Au cours de la carrière de Hughes, les écoles de Toronto connurent une transformation radicale. Il y avait des changements dans l’air et Hughes, comme beaucoup d’autres, se voyait attiré par les courants de réforme qui promettaient un enrichissement tant social qu’éducatif. En améliorant la place des enfants dans la société, faisait-on valoir, on ferait grand bien à toute l’humanité, en particulier aux masses enlisées dans la pauvreté, l’immoralité et l’ignorance causées par l’industrialisation, l’urbanisation et l’immigration. La religion façonna aussi l’approche de Hughes, notamment sa grande foi dans sa capacité à servir Dieu à titre d’éducateur.
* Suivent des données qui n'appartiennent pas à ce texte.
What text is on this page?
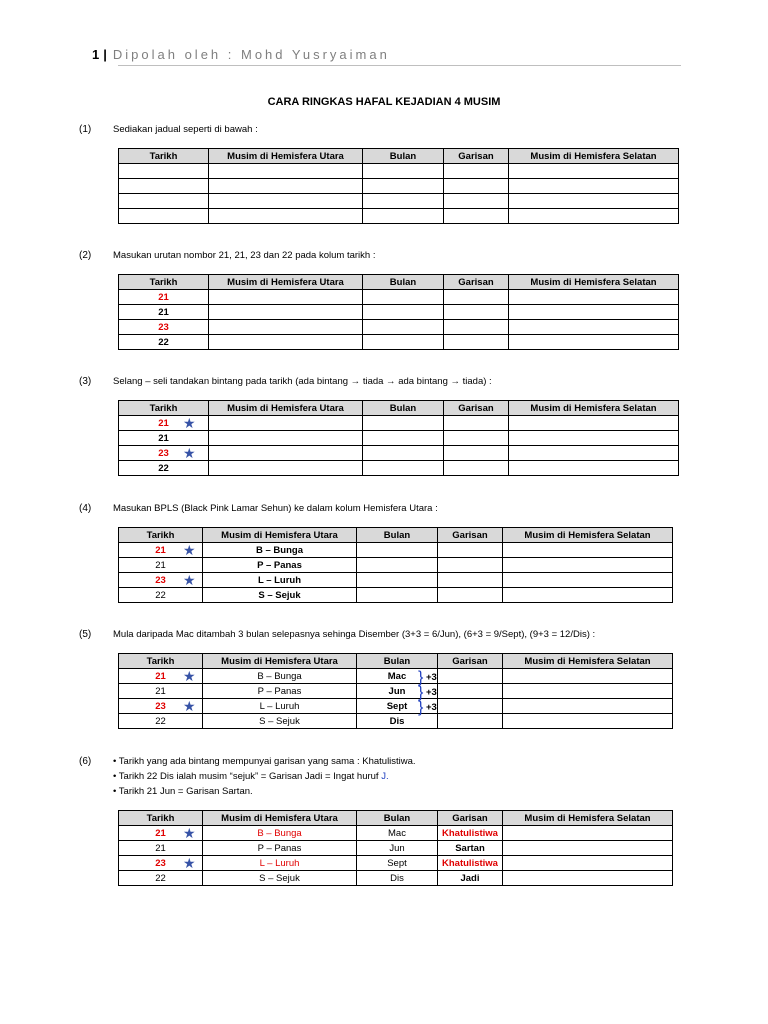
1 | Dipolah oleh : Mohd Yusryaiman
CARA RINGKAS HAFAL KEJADIAN 4 MUSIM
(1) Sediakan jadual seperti di bawah :
Tarikh	Musim di Hemisfera Utara	Bulan	Garisan	Musim di Hemisfera Selatan

(2) Masukan urutan nombor 21, 21, 23 dan 22 pada kolum tarikh :
Tarikh	Musim di Hemisfera Utara	Bulan	Garisan	Musim di Hemisfera Selatan
21				
21				
23				
22				
(3) Selang – seli tandakan bintang pada tarikh (ada bintang → tiada → ada bintang → tiada) :
Tarikh	Musim di Hemisfera Utara	Bulan	Garisan	Musim di Hemisfera Selatan
21 ★				

21				
23 ★				

22				
(4) Masukan BPLS (Black Pink Lamar Sehun) ke dalam kolum Hemisfera Utara :
Tarikh	Musim di Hemisfera Utara	Bulan	Garisan	Musim di Hemisfera Selatan
21 ★	B – Bunga			
21	P – Panas			
23 ★	L – Luruh			
22	S – Sejuk			
(5) Mula daripada Mac ditambah 3 bulan selepasnya sehinga Disember (3+3 = 6/Jun), (6+3 = 9/Sept), (9+3 = 12/Dis) :
Tarikh	Musim di Hemisfera Utara	Bulan	Garisan	Musim di Hemisfera Selatan
21 ★	B – Bunga	Mac		
21	P – Panas	Jun		
23 ★	L – Luruh	Sept		
22	S – Sejuk	Dis		
} +3
} +3
} +3
(6) • Tarikh yang ada bintang mempunyai garisan yang sama : Khatulistiwa.
• Tarikh 22 Dis ialah musim “sejuk” = Garisan Jadi = Ingat huruf J.
• Tarikh 21 Jun = Garisan Sartan.
Tarikh	Musim di Hemisfera Utara	Bulan	Garisan	Musim di Hemisfera Selatan
21 ★	B – Bunga	Mac	Khatulistiwa	
21	P – Panas	Jun	Sartan	
23 ★	L – Luruh	Sept	Khatulistiwa	
22	S – Sejuk	Dis	Jadi	
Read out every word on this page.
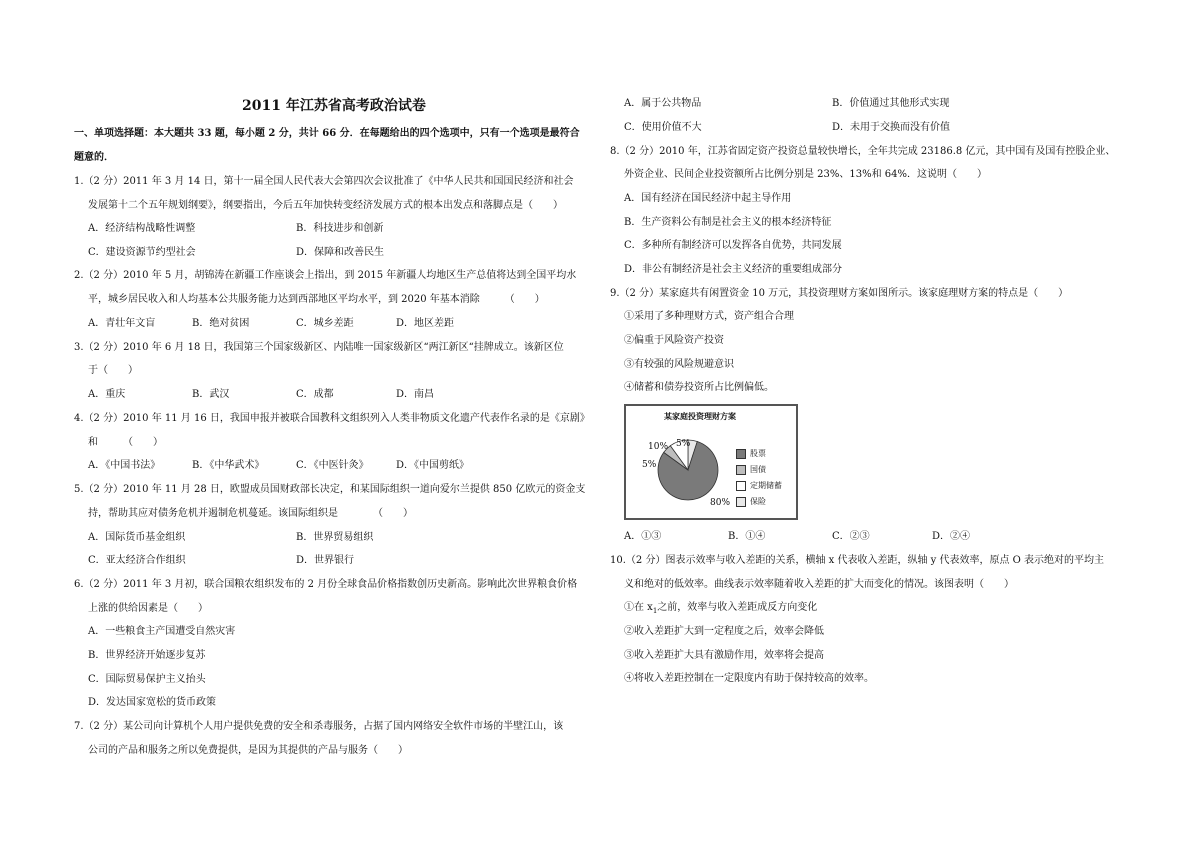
2011 年江苏省高考政治试卷
一、单项选择题：本大题共 33 题，每小题 2 分，共计 66 分．在每题给出的四个选项中，只有一个选项是最符合
题意的．
1.（2 分）2011 年 3 月 14 日，第十一届全国人民代表大会第四次会议批准了《中华人民共和国国民经济和社会
发展第十二个五年规划纲要》，纲要指出，今后五年加快转变经济发展方式的根本出发点和落脚点是（　　）
A．经济结构战略性调整	B．科技进步和创新
C．建设资源节约型社会	D．保障和改善民生
2.（2 分）2010 年 5 月，胡锦涛在新疆工作座谈会上指出，到 2015 年新疆人均地区生产总值将达到全国平均水
平，城乡居民收入和人均基本公共服务能力达到西部地区平均水平，到 2020 年基本消除　　　（　　）
A．青壮年文盲	B．绝对贫困	C．城乡差距	D．地区差距
3.（2 分）2010 年 6 月 18 日，我国第三个国家级新区、内陆唯一国家级新区“两江新区“挂牌成立。该新区位
于（　　）
A．重庆	B．武汉	C．成都	D．南昌
4.（2 分）2010 年 11 月 16 日，我国申报并被联合国教科文组织列入人类非物质文化遗产代表作名录的是《京剧》
和　　　（　　）
A．《中国书法》	B．《中华武术》	C．《中医针灸》	D．《中国剪纸》
5.（2 分）2010 年 11 月 28 日，欧盟成员国财政部长决定，和某国际组织一道向爱尔兰提供 850 亿欧元的资金支
持，帮助其应对债务危机并遏制危机蔓延。该国际组织是　　　　（　　）
A．国际货币基金组织	B．世界贸易组织
C．亚太经济合作组织	D．世界银行
6.（2 分）2011 年 3 月初，联合国粮农组织发布的 2 月份全球食品价格指数创历史新高。影响此次世界粮食价格
上涨的供给因素是（　　）
A．一些粮食主产国遭受自然灾害
B．世界经济开始逐步复苏
C．国际贸易保护主义抬头
D．发达国家宽松的货币政策
7.（2 分）某公司向计算机个人用户提供免费的安全和杀毒服务，占据了国内网络安全软件市场的半壁江山，该
公司的产品和服务之所以免费提供，是因为其提供的产品与服务（　　）
A．属于公共物品	B．价值通过其他形式实现
C．使用价值不大	D．未用于交换而没有价值
8.（2 分）2010 年，江苏省固定资产投资总量较快增长，全年共完成 23186.8 亿元，其中国有及国有控股企业、
外资企业、民间企业投资额所占比例分别是 23%、13%和 64%．这说明（　　）
A．国有经济在国民经济中起主导作用
B．生产资料公有制是社会主义的根本经济特征
C．多种所有制经济可以发挥各自优势，共同发展
D．非公有制经济是社会主义经济的重要组成部分
9.（2 分）某家庭共有闲置资金 10 万元，其投资理财方案如图所示。该家庭理财方案的特点是（　　）
①采用了多种理财方式，资产组合合理
②偏重于风险资产投资
③有较强的风险规避意识
④储蓄和债券投资所占比例偏低。
某家庭投资理财方案
80%
5%
10% 5%
股票
国债
定期储蓄
保险
A．①③	B．①④	C．②③	D．②④
10.（2 分）图表示效率与收入差距的关系，横轴 x 代表收入差距，纵轴 y 代表效率，原点 O 表示绝对的平均主
义和绝对的低效率。曲线表示效率随着收入差距的扩大而变化的情况。该图表明（　　）
①在 $x_1$之前，效率与收入差距成反方向变化
②收入差距扩大到一定程度之后，效率会降低
③收入差距扩大具有激励作用，效率将会提高
④将收入差距控制在一定限度内有助于保持较高的效率。
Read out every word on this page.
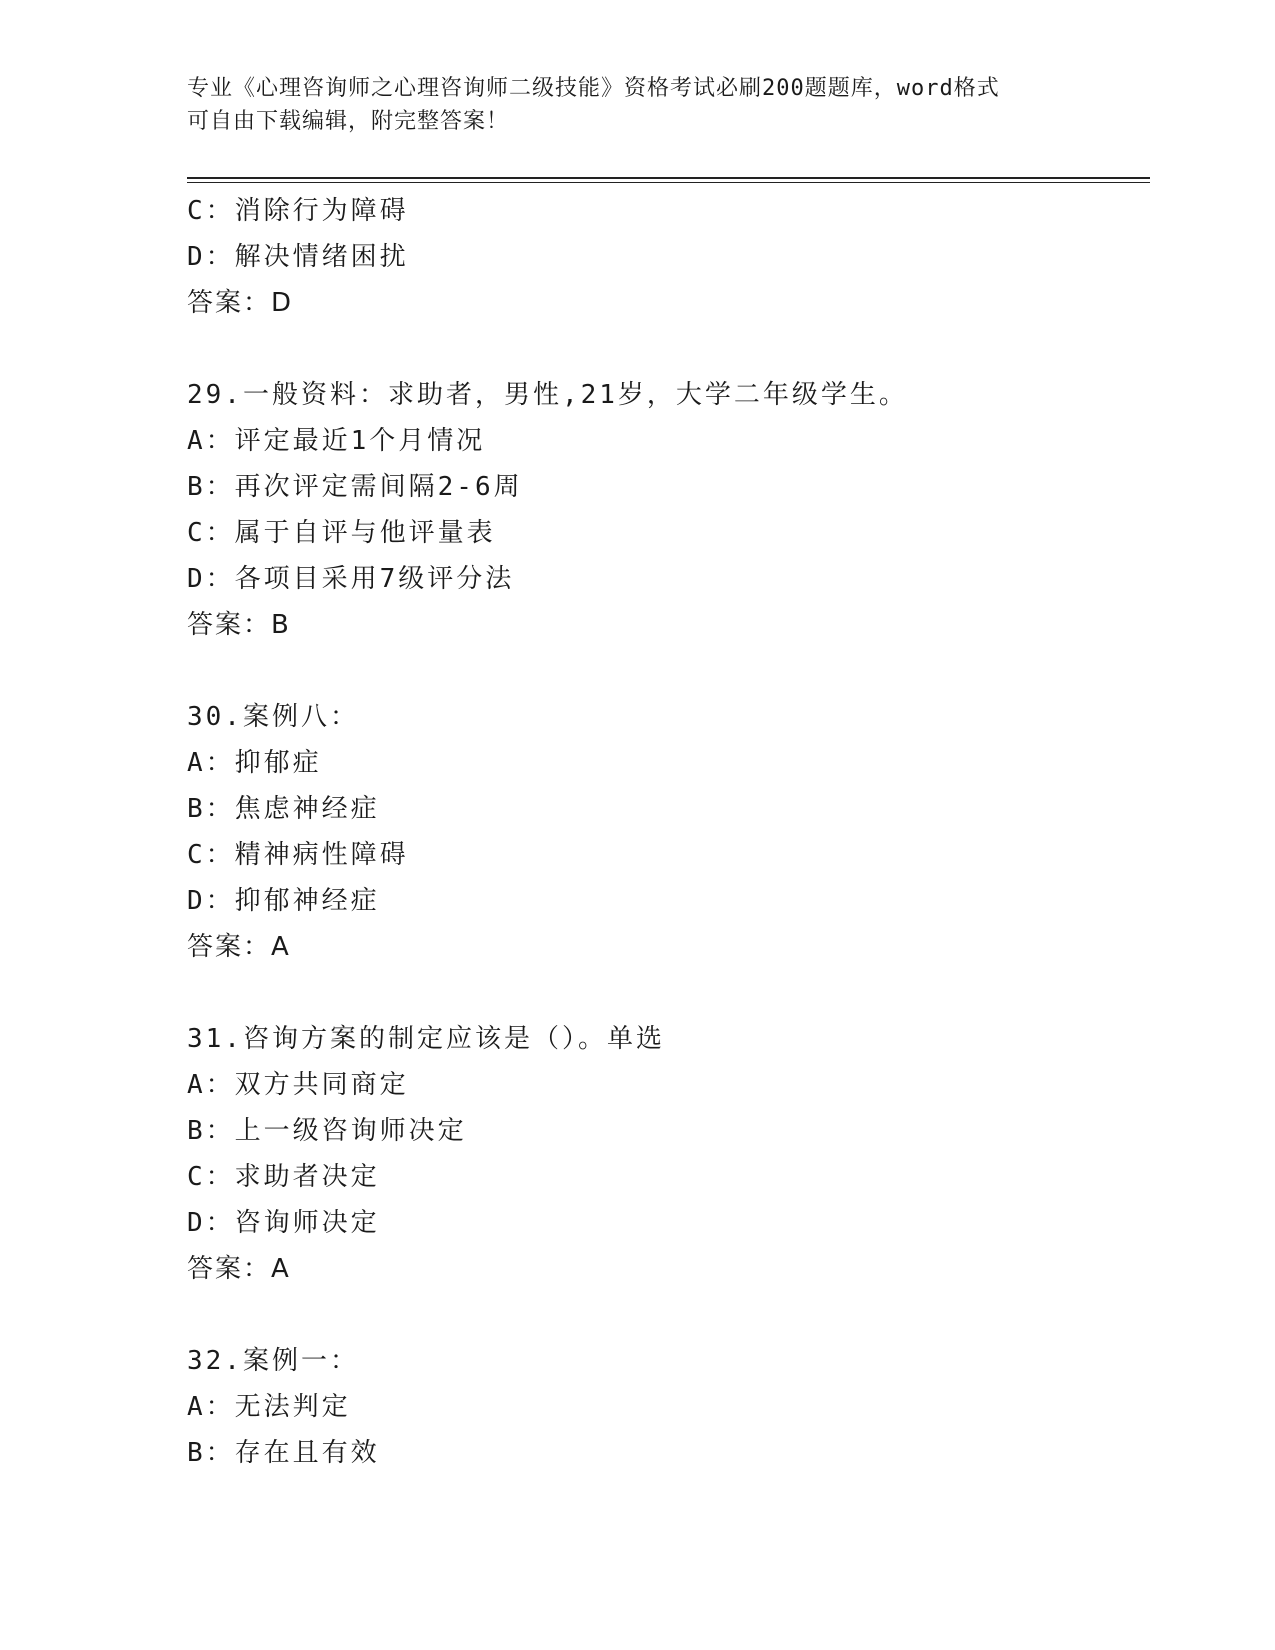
专业《心理咨询师之心理咨询师二级技能》资格考试必刷200题题库，word格式
可自由下载编辑，附完整答案！
C：消除行为障碍
D：解决情绪困扰
答案：D
29.一般资料：求助者，男性,21岁，大学二年级学生。
A：评定最近1个月情况
B：再次评定需间隔2-6周
C：属于自评与他评量表
D：各项目采用7级评分法
答案：B
30.案例八：
A：抑郁症
B：焦虑神经症
C：精神病性障碍
D：抑郁神经症
答案：A
31.咨询方案的制定应该是（）。单选
A：双方共同商定
B：上一级咨询师决定
C：求助者决定
D：咨询师决定
答案：A
32.案例一：
A：无法判定
B：存在且有效
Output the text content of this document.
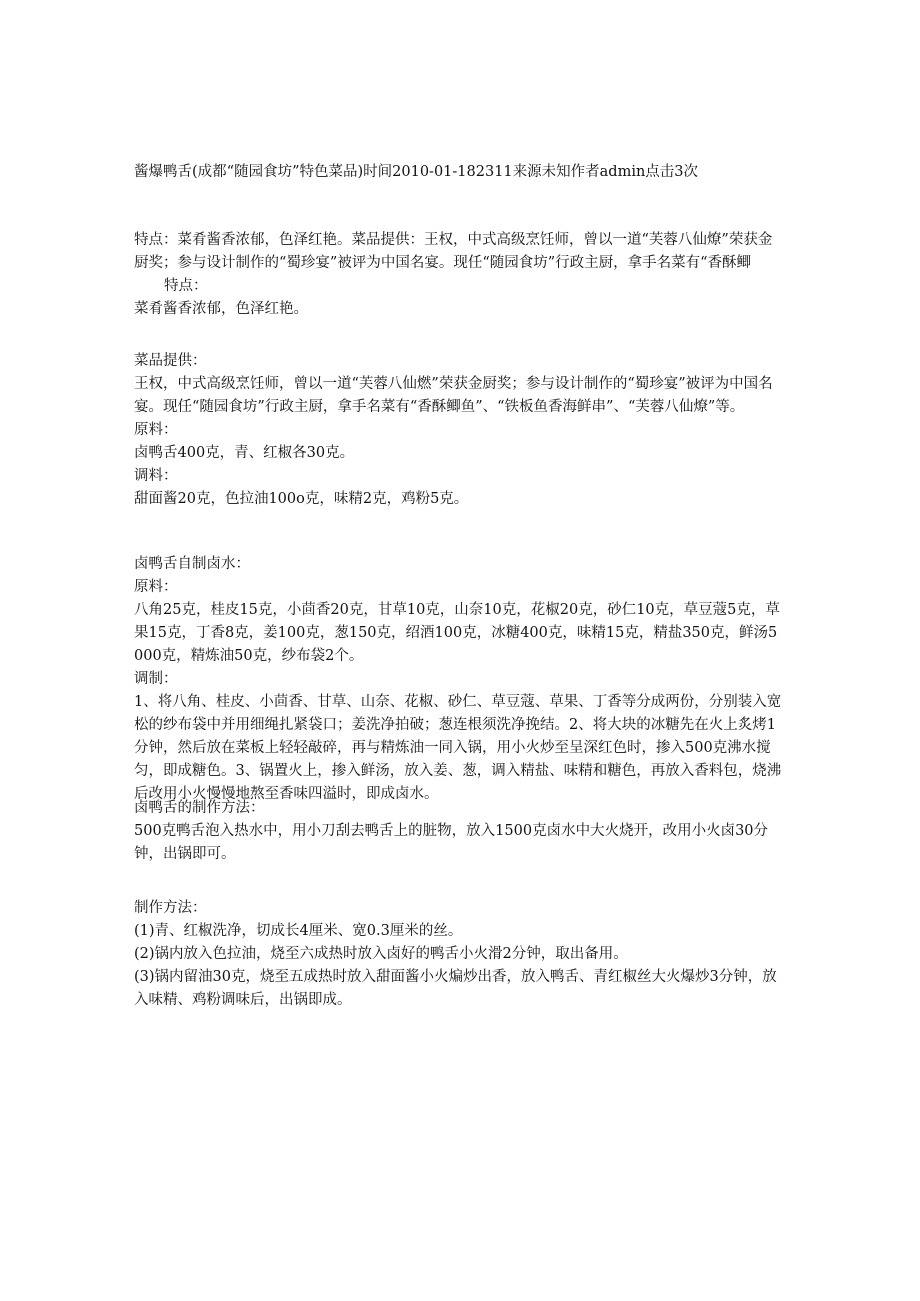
酱爆鸭舌(成都“随园食坊”特色菜品)时间2010-01-182311来源未知作者admin点击3次

特点：菜肴酱香浓郁，色泽红艳。菜品提供：王权，中式高级烹饪师，曾以一道“芙蓉八仙燎”荣获金厨奖；参与设计制作的“蜀珍宴”被评为中国名宴。现任“随园食坊”行政主厨，拿手名菜有“香酥鲫

特点：

菜肴酱香浓郁，色泽红艳。

菜品提供：

王权，中式高级烹饪师，曾以一道“芙蓉八仙燃”荣获金厨奖；参与设计制作的“蜀珍宴”被评为中国名宴。现任“随园食坊”行政主厨，拿手名菜有“香酥鲫鱼”、“铁板鱼香海鲜串”、“芙蓉八仙燎”等。

原料：

卤鸭舌400克，青、红椒各30克。

调料：

甜面酱20克，色拉油100o克，味精2克，鸡粉5克。

卤鸭舌自制卤水：

原料：

八角25克，桂皮15克，小茴香20克，甘草10克，山奈10克，花椒20克，砂仁10克，草豆蔻5克，草果15克，丁香8克，姜100克，葱150克，绍酒100克，冰糖400克，味精15克，精盐350克，鲜汤5000克，精炼油50克，纱布袋2个。

调制：

1、将八角、桂皮、小茴香、甘草、山奈、花椒、砂仁、草豆蔻、草果、丁香等分成两份，分别装入宽松的纱布袋中并用细绳扎紧袋口；姜洗净拍破；葱连根须洗净挽结。2、将大块的冰糖先在火上炙烤1分钟，然后放在菜板上轻轻敲碎，再与精炼油一同入锅，用小火炒至呈深红色时，掺入500克沸水搅匀，即成糖色。3、锅置火上，掺入鲜汤，放入姜、葱，调入精盐、味精和糖色，再放入香料包，烧沸后改用小火慢慢地熬至香味四溢时，即成卤水。

卤鸭舌的制作方法：

500克鸭舌泡入热水中，用小刀刮去鸭舌上的脏物，放入1500克卤水中大火烧开，改用小火卤30分钟，出锅即可。

制作方法：

(1)青、红椒洗净，切成长4厘米、宽0.3厘米的丝。

(2)锅内放入色拉油，烧至六成热时放入卤好的鸭舌小火滑2分钟，取出备用。

(3)锅内留油30克，烧至五成热时放入甜面酱小火煸炒出香，放入鸭舌、青红椒丝大火爆炒3分钟，放入味精、鸡粉调味后，出锅即成。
Il croyait que les enfants, créés à l’image du Seigneur, possédaient une prédisposition naturelle à la bonté. Cette attitude l’opposa à ceux qui pensaient que les plus jeunes portaient la tache du péché originel et que les adultes devaient les maîtriser. À l’instar d’autres promoteurs du mouvement pour « la nouvelle éducation », Hughes plaçait les enfants au centre du processus éducatif. Comme il l’expliquerait à Pierce en 1924 : « Si le pouvoir de l’enfant est utilisé dans le cadre d’une activité créatrice personnelle à des fins justes, il élèvera progressivement l’enfant vers le Divin. » Hughes voulait que les élèves deviennent des acteurs de leur apprentissage, et non de simples récepteurs passifs d’information, et disait aux enseignants novices : « L’enfant est le pouvoir ; le savoir n’est pas le pouvoir. »

L’implantation des écoles maternelles à Toronto constitua peut-être la principale réussite de Hughes dans le domaine du développement de l’enfant. Avant le début des années 1880, il développa une fascination pour les travaux de l’éducateur allemand Friedrich Wilhelm August Froebel, qui croyait que les enfants devraient pouvoir choisir et diriger une grande partie de leurs propres activités pendant leur formation scolaire. Une visite à Boston, au cours de sa première année comme inspecteur, avait renforcé son intérêt pour le mouvement des écoles maternelles, dont il se révéla bientôt l’un des plus fervents partisans nord-américains. En 1883, Toronto devint la deuxième ville en Amérique du Nord (après Saint Louis, au Missouri) à intégrer la maternelle dans son système scolaire public. Hughes partagea cette réussite avec Adaline Augusta (Ada) Marean, première enseignante au préscolaire de la ville ; ils se marièrent deux ans plus tard.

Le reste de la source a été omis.